|Riding after the rain, overcast and cool(er)|
Often, riding the bike quiets that down. I think it's because I feel like I'm in the zone, the Csikszentmihalyi zone, where doing something with effort which is also good, meet.
|Sheep on the butte. He was all like, "No worries, mate!" (he's a zoo resident, but you can't tell from this side)|
|Hunt's Tomb, a ready symbol of the anxiety of fate and death|
Next, there's the meaning of essentially free to ride wherever I wanted to go. I set out, and thinking about the rains last night, decided to strike a route which would take me near, but hopefully not through, any mud or water aftermath.

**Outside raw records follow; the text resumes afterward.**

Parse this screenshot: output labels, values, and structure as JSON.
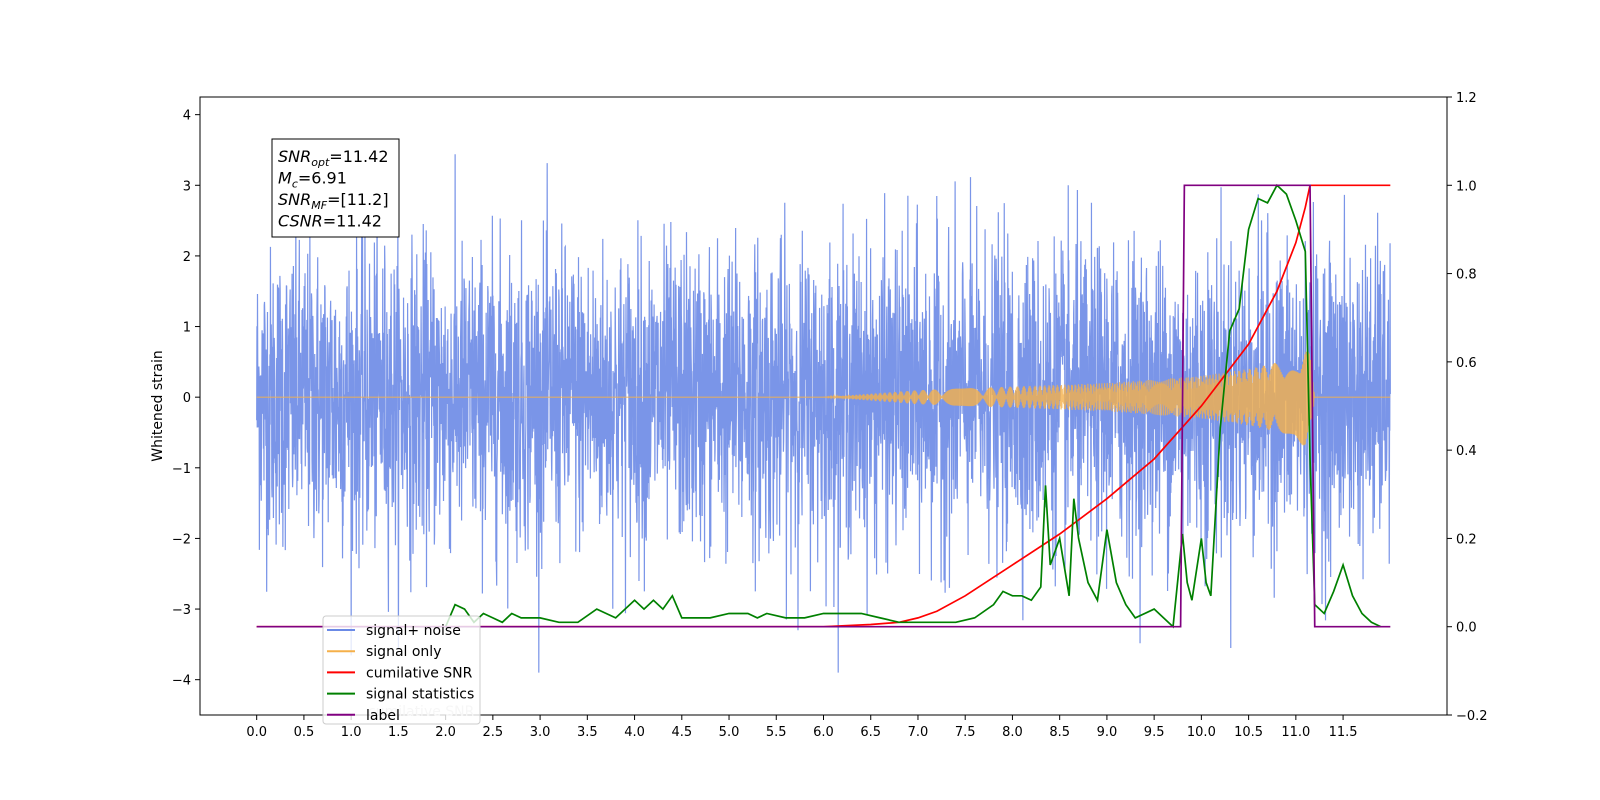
{
  "chart_data": {
    "type": "line",
    "ylabel": "Whitened strain",
    "xlim": [
      -0.6,
      12.6
    ],
    "ylim": [
      -4.5,
      4.25
    ],
    "ylim_right": [
      -0.2,
      1.2
    ],
    "x_ticks": [
      "0.0",
      "0.5",
      "1.0",
      "1.5",
      "2.0",
      "2.5",
      "3.0",
      "3.5",
      "4.0",
      "4.5",
      "5.0",
      "5.5",
      "6.0",
      "6.5",
      "7.0",
      "7.5",
      "8.0",
      "8.5",
      "9.0",
      "9.5",
      "10.0",
      "10.5",
      "11.0",
      "11.5"
    ],
    "x_tick_values": [
      0,
      0.5,
      1,
      1.5,
      2,
      2.5,
      3,
      3.5,
      4,
      4.5,
      5,
      5.5,
      6,
      6.5,
      7,
      7.5,
      8,
      8.5,
      9,
      9.5,
      10,
      10.5,
      11,
      11.5
    ],
    "y_ticks": [
      "−4",
      "−3",
      "−2",
      "−1",
      "0",
      "1",
      "2",
      "3",
      "4"
    ],
    "y_tick_values": [
      -4,
      -3,
      -2,
      -1,
      0,
      1,
      2,
      3,
      4
    ],
    "y_right_ticks": [
      "−0.2",
      "0.0",
      "0.2",
      "0.4",
      "0.6",
      "0.8",
      "1.0",
      "1.2"
    ],
    "y_right_tick_values": [
      -0.2,
      0,
      0.2,
      0.4,
      0.6,
      0.8,
      1.0,
      1.2
    ],
    "annotation": {
      "lines": [
        {
          "base": "SNR",
          "sub": "opt",
          "value": "=11.42"
        },
        {
          "base": "M",
          "sub": "c",
          "value": "=6.91"
        },
        {
          "base": "SNR",
          "sub": "MF",
          "value": "=[11.2]"
        },
        {
          "base": "CSNR",
          "sub": "",
          "value": "=11.42"
        }
      ]
    },
    "legend": {
      "placement": "lower-left",
      "entries": [
        {
          "label": "signal+ noise",
          "color": "#6b8ae6"
        },
        {
          "label": "signal only",
          "color": "#f5b04a"
        },
        {
          "label": "cumilative SNR",
          "color": "#ff0000"
        },
        {
          "label": "signal statistics",
          "color": "#008000"
        },
        {
          "label": "label",
          "color": "#800080"
        }
      ],
      "hidden_text": "cumilative SNR"
    },
    "series": [
      {
        "name": "signal+ noise",
        "axis": "left",
        "color": "#6b8ae6",
        "kind": "noise",
        "x_range": [
          0.0,
          12.0
        ],
        "envelope": {
          "typical": 2.3,
          "extreme": 3.9
        }
      },
      {
        "name": "signal only",
        "axis": "left",
        "color": "#f5b04a",
        "kind": "chirp",
        "x_range": [
          0.0,
          12.0
        ],
        "amplitude_points": {
          "x": [
            0,
            6.0,
            7.0,
            8.0,
            9.0,
            10.0,
            10.5,
            11.0,
            11.1,
            11.15,
            11.2,
            12.0
          ],
          "y": [
            0,
            0.0,
            0.1,
            0.15,
            0.2,
            0.3,
            0.4,
            0.55,
            0.75,
            0.6,
            0,
            0
          ]
        }
      },
      {
        "name": "cumilative SNR",
        "axis": "right",
        "color": "#ff0000",
        "x": [
          0,
          6.0,
          6.5,
          6.8,
          7.0,
          7.2,
          7.5,
          8.0,
          8.5,
          9.0,
          9.5,
          10.0,
          10.5,
          10.8,
          11.0,
          11.1,
          11.15,
          12.0
        ],
        "y": [
          0,
          0,
          0.005,
          0.01,
          0.02,
          0.035,
          0.07,
          0.14,
          0.21,
          0.29,
          0.38,
          0.5,
          0.64,
          0.76,
          0.87,
          0.95,
          1.0,
          1.0
        ]
      },
      {
        "name": "signal statistics",
        "axis": "right",
        "color": "#008000",
        "x": [
          2.0,
          2.1,
          2.2,
          2.3,
          2.4,
          2.5,
          2.6,
          2.7,
          2.8,
          3.0,
          3.2,
          3.4,
          3.6,
          3.7,
          3.8,
          4.0,
          4.1,
          4.2,
          4.3,
          4.4,
          4.5,
          4.6,
          4.8,
          5.0,
          5.2,
          5.3,
          5.4,
          5.6,
          5.8,
          6.0,
          6.2,
          6.4,
          6.6,
          6.8,
          7.0,
          7.2,
          7.4,
          7.6,
          7.8,
          7.9,
          8.0,
          8.1,
          8.2,
          8.3,
          8.35,
          8.4,
          8.5,
          8.6,
          8.65,
          8.7,
          8.8,
          8.9,
          9.0,
          9.1,
          9.2,
          9.3,
          9.5,
          9.6,
          9.7,
          9.8,
          9.85,
          9.9,
          10.0,
          10.05,
          10.1,
          10.2,
          10.3,
          10.4,
          10.5,
          10.6,
          10.7,
          10.8,
          10.9,
          11.0,
          11.1,
          11.15,
          11.2,
          11.3,
          11.4,
          11.5,
          11.6,
          11.7,
          11.8,
          11.9
        ],
        "y": [
          0.0,
          0.05,
          0.04,
          0.01,
          0.03,
          0.02,
          0.01,
          0.03,
          0.02,
          0.02,
          0.01,
          0.01,
          0.04,
          0.03,
          0.02,
          0.06,
          0.04,
          0.06,
          0.04,
          0.07,
          0.02,
          0.02,
          0.02,
          0.03,
          0.03,
          0.02,
          0.03,
          0.02,
          0.02,
          0.03,
          0.03,
          0.03,
          0.02,
          0.01,
          0.01,
          0.01,
          0.01,
          0.02,
          0.05,
          0.08,
          0.07,
          0.07,
          0.06,
          0.09,
          0.32,
          0.14,
          0.2,
          0.07,
          0.29,
          0.2,
          0.1,
          0.06,
          0.22,
          0.1,
          0.05,
          0.02,
          0.04,
          0.02,
          0.0,
          0.21,
          0.1,
          0.06,
          0.2,
          0.1,
          0.07,
          0.45,
          0.67,
          0.72,
          0.9,
          0.97,
          0.96,
          1.0,
          0.98,
          0.92,
          0.85,
          0.38,
          0.05,
          0.03,
          0.08,
          0.14,
          0.07,
          0.03,
          0.01,
          0.0
        ]
      },
      {
        "name": "label",
        "axis": "right",
        "color": "#800080",
        "x": [
          0,
          9.78,
          9.82,
          11.15,
          11.2,
          12.0
        ],
        "y": [
          0,
          0,
          1,
          1,
          0,
          0
        ]
      }
    ]
  }
}
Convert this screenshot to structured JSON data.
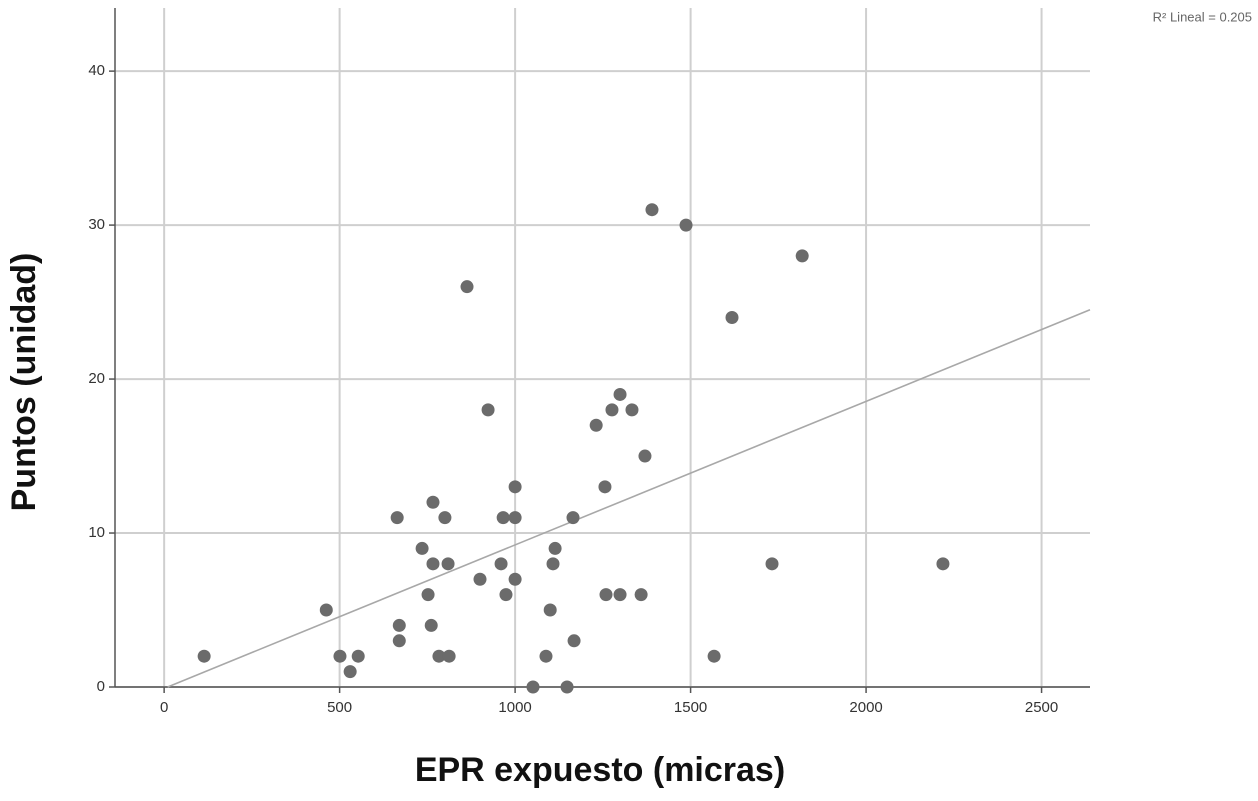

It worked well, but I went wherever I felt like, at whatever speed I wanted, stopping where I desired, and taking photos or watching birds, sheep, and lizards splashing in the mud puddles.
|Desert version of a tide pool, just teeming with life when I stopped to study it up close|
Also, essentially free of physical pain. This is an important one, too, as it hasn't always been that way, and I expect will not stay that way indefinitely. But on this ride, this day, I owned the zone of spinning my feet round in round in circles on the pedals and felt only the pleasure of muscles turning food into miles.
Finally, to bring some kind of balance to this post, essentially free from worry. The world did not change during my two hours on the bike, but perhaps I altered slightly. Something in the sight adjusts itself to midnight, and life steps almost straight, according to Emily Dickinson. The ride brings on the best sort of courage, the spinning, human-powered kind, wherein the self is affirmed, perspective is gained, any and all worries are gathered up and brought inside, shelved neatly where they belong, in priority order in the to-do case, ready to check off when time, opportunity, and the chance routing and timing of a freely chosen bike ride permit.